2011年の東日本大震災で、甚大な被害を受けた宮城県・女川町。山奥にまで津波が到達し、建造物の7割が全壊。1万人ほどいた住民の1割が帰らぬ人となりました。類を見ない被災をしたこの地域の筆頭企業であったのが、かまぼこ製造を営む髙政。地域の産業の牽引役としてどのように事業経営を行ってきたのか、その経緯を伺いました。

写真レポート

交流のまち・女川
津波によって消失した、女川港にほど近い地区。今は海風が抜ける気持ちの良い大通りの左右にお洒落な店舗が立ち並ぶ商業エリア『シーパルピア女川』となっています。新鮮な女川の魚介や海産物に加え、カフェやクラフトビールが飲めるバー、石鹸工房、フレーバーティーのお店、ペットのグッズショップなどが並び、宮城や関東からの観光客が訪れるまちに生まれ変わりました。
「髙政さんは、女川復興の旗振り役です」
『ハマテラス』内にある髙政の直営店舗のお隣で三陸石鹸KURIYAを営む店主・厨 勝義さん。福岡県出身で、東日本大震災を機に南三陸にて復興支援に携わったのち、女川の暮らしに惹かれ2015年に移住。「女川の今があるのは、髙政さんの存在が大きいです」とお話いただきました。
震災時、かまぼこ12万食を提供
東日本大震災において、最大級の津波被害を受けた女川。食料が尽きたまちに、倉庫に残されたかまぼこ2万個と、工場のタンクに保管された100トンの水を配りました。

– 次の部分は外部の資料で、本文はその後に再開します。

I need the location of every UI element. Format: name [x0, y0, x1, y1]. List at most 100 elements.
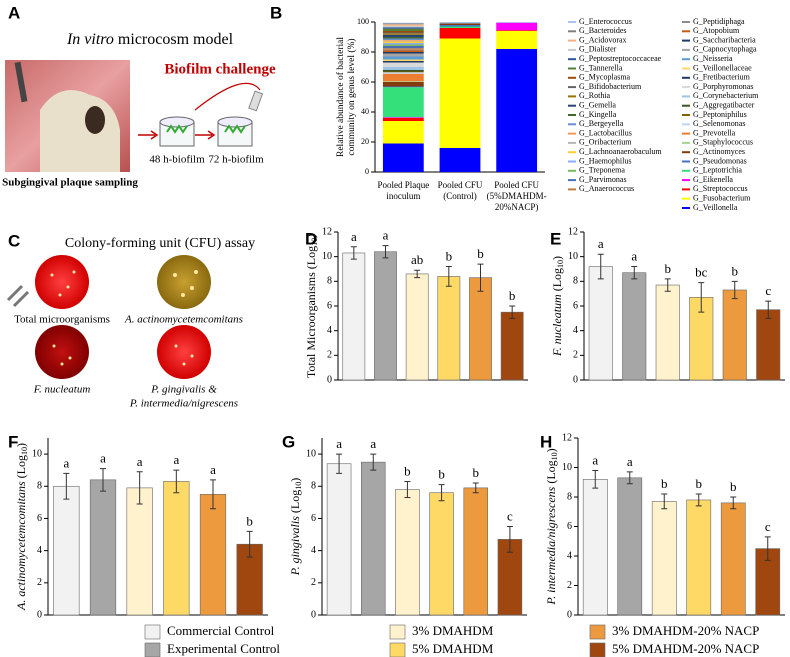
y-label-part: (Log — [550, 268, 564, 294]
bar-segment — [382, 50, 424, 52]
legend-label: G_Acidovorax — [579, 35, 627, 44]
y-tick-label: 10 — [562, 462, 572, 473]
y-tick-label: 0 — [567, 609, 572, 620]
y-tick-label: 10 — [568, 251, 578, 262]
bar-segment — [382, 34, 424, 37]
bar-segment — [382, 117, 424, 118]
bar — [463, 487, 489, 616]
caption: Subgingival plaque sampling — [2, 177, 138, 189]
x-tick-label: (5%DMAHDM- — [487, 191, 547, 201]
bar-segment — [382, 40, 424, 42]
legend-label: 3% DMAHDM — [412, 623, 494, 638]
legend-label: G_Treponema — [579, 166, 625, 175]
bar-segment — [439, 25, 481, 27]
bar — [722, 289, 747, 381]
panel-letter: D — [305, 229, 317, 248]
bar — [53, 485, 80, 616]
challenge-label: Biofilm challenge — [164, 61, 276, 77]
significance-letter: b — [446, 249, 453, 264]
bar-segment — [382, 143, 424, 172]
bar-segment — [382, 22, 424, 24]
y-tick-label: 2 — [567, 580, 572, 591]
dish — [217, 116, 253, 147]
legend-label: G_Fusobacterium — [693, 194, 751, 203]
panel-letter: F — [8, 432, 18, 451]
bar — [582, 478, 608, 616]
bar-segment — [382, 49, 424, 51]
bar-segment — [382, 46, 424, 49]
error-bar — [382, 245, 389, 259]
error-bar — [414, 269, 421, 279]
error-bar — [661, 493, 668, 510]
significance-letter: a — [592, 452, 598, 467]
bar-segment — [382, 31, 424, 33]
error-bar — [350, 246, 357, 260]
significance-letter: a — [627, 454, 633, 469]
error-bar — [477, 263, 484, 292]
cavity — [85, 106, 105, 134]
legend-label: G_Bacteroides — [579, 26, 627, 35]
error-bar — [631, 266, 638, 280]
bar — [199, 494, 227, 616]
y-axis-label: community on genus level (%) — [346, 38, 357, 155]
legend-label: G_Saccharibacteria — [693, 35, 756, 44]
y-tick-label: 10 — [306, 448, 316, 459]
significance-letter: b — [665, 261, 672, 276]
significance-letter: ab — [411, 252, 423, 267]
plate-label: P. intermedia/nigrescens — [129, 398, 238, 410]
instrument — [14, 61, 28, 103]
bar-segment — [382, 33, 424, 35]
significance-letter: a — [336, 436, 342, 451]
y-tick-label: 6 — [567, 521, 572, 532]
legend-label: G_Lactobacillus — [579, 128, 632, 137]
significance-letter: b — [732, 263, 739, 278]
error-bar — [592, 469, 599, 489]
bar-segment — [382, 71, 424, 73]
legend-label: G_Kingella — [579, 110, 617, 119]
bar — [500, 311, 524, 381]
panel-letter: G — [282, 432, 295, 451]
bar — [326, 463, 352, 616]
legend-label: G_Leptotrichia — [693, 166, 742, 175]
y-label-part: ) — [14, 443, 28, 447]
legend-label: G_Rothia — [579, 91, 611, 100]
y-label-part: (Log — [14, 455, 28, 481]
panel-letter: E — [550, 229, 561, 248]
y-tick-label: 10 — [322, 251, 332, 262]
y-tick-label: 2 — [327, 350, 332, 361]
x-tick-label: Pooled CFU — [494, 180, 539, 190]
legend-label: G_Corynebacterium — [693, 91, 759, 100]
error-bar — [509, 305, 516, 319]
bar-segment — [382, 43, 424, 45]
y-axis-label: Total Microorganisms (Log10) — [304, 234, 319, 378]
error-bar — [136, 471, 143, 505]
panel-letter: B — [270, 3, 282, 22]
significance-letter: b — [404, 463, 411, 478]
x-tick-label: (Control) — [443, 191, 477, 201]
legend-label: G_Atopobium — [693, 26, 740, 35]
error-bar — [173, 469, 180, 494]
bar — [655, 284, 680, 381]
panel-title: Colony-forming unit (CFU) assay — [65, 236, 255, 251]
bar — [617, 477, 643, 616]
bar-segment — [382, 28, 424, 31]
legend-swatch — [144, 642, 161, 657]
legend-label: G_Parvimonas — [579, 175, 627, 184]
y-label-sub: 10 — [550, 452, 559, 460]
significance-letter: a — [370, 436, 376, 451]
y-axis-label: Relative abundance of bacterial — [335, 37, 346, 157]
legend-label: G_Prevotella — [693, 128, 736, 137]
bar-segment — [382, 40, 424, 41]
legend-swatch — [144, 624, 161, 640]
significance-letter: c — [765, 283, 771, 298]
bar — [429, 492, 454, 616]
bar-segment — [382, 72, 424, 74]
plate-label: A. actinomycetemcomitans — [124, 314, 243, 326]
bar-segment — [382, 41, 424, 43]
error-bar — [438, 484, 445, 502]
bar-segment — [382, 37, 424, 39]
bar — [360, 461, 386, 616]
legend-label: G_Bergeyella — [579, 119, 624, 128]
y-tick-label: 4 — [37, 545, 42, 556]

しばらくして支援物資が到着するようになったものの、食糧事情に改善が見られない女川のために、急遽工場を再開し、10万食を製造。地域の方に温かいかまぼこをお配りすることができました。
夫婦で働いています
労働人口が3千人ほどのまちで、200人の従業員を雇用する髙政。家族で勤務する社員もいます。インタビューにも登場した井田 志穂さん、大地さんのご夫婦は自宅でも仕事の話が多いそう。「夫は商品開発プロジェクトがとても面白いようで、日々自宅で進捗を報告してくれます」。
バレンタイン商品『恋色小箱』
販売・製造など各部門からメンバーが集い、女性だけのチームを結成。バレンタイン向け歳時商品を企画化しました。商品化されたのは、甘いものが嫌いな男性向けに、バジルとベーコンの入ったハート型のかまぼこ。お酒のつまみにもなるとお客さまに好評で、ホワイトデーでも再販を行いました。
下北沢『イカ祭り』で女川の味を発信
東京都世田谷区らと共同開催で開催された女川フェア・イカ祭り。芸術のまち下北沢にて、芸人やミュージシャンのステージとともに女川の食を味わえるイベントになりました。子ども向けブースも開かれ、多くのファミリーが来場しています。
JFL入会を果たしたサッカーチーム・コバルトーレ女川
2006年に創設された、女川をホームとするサッカーチーム。選手は髙政での仕事と練習を日々両立しています。震災時には、選手達自ら髙政のかまぼこを多くの避難所に配布。2018年よりアマチュアリーグの最高峰であるJFL入会を達成し、女川に夢と元気を与えています。

解説

地域には、そのエリアならではの産業が存在します。天候や地形を活かした農作物・水産物などの特産物や、その加工といった一次産業・二次産業がその代表的な例と言えるでしょう。これら多くの会社は、地域の歴史や文化を背負いながら、それを多くの人に広めるための活動を行っています。

 

髙政は、もともと女川の魚を活かした練り物商品で、地域の有名企業として親しまれていた会社です。震災を機に、その思いやプライドは強まり、復興のエンジンとして地域の食糧事情の改善や、経済の立て直し、未来へ向けたまちづくりといった多様な取り組みを行うようになりました。危機的状況に瀕した時に、このように一致団結し、社員ひとりひとりが前を向けるのが本当に強い会社と言えるのではないでしょうか。社員が地域を愛し、その思いを胸に自主的に動ける企業を、各地域でぜひ探してみてください。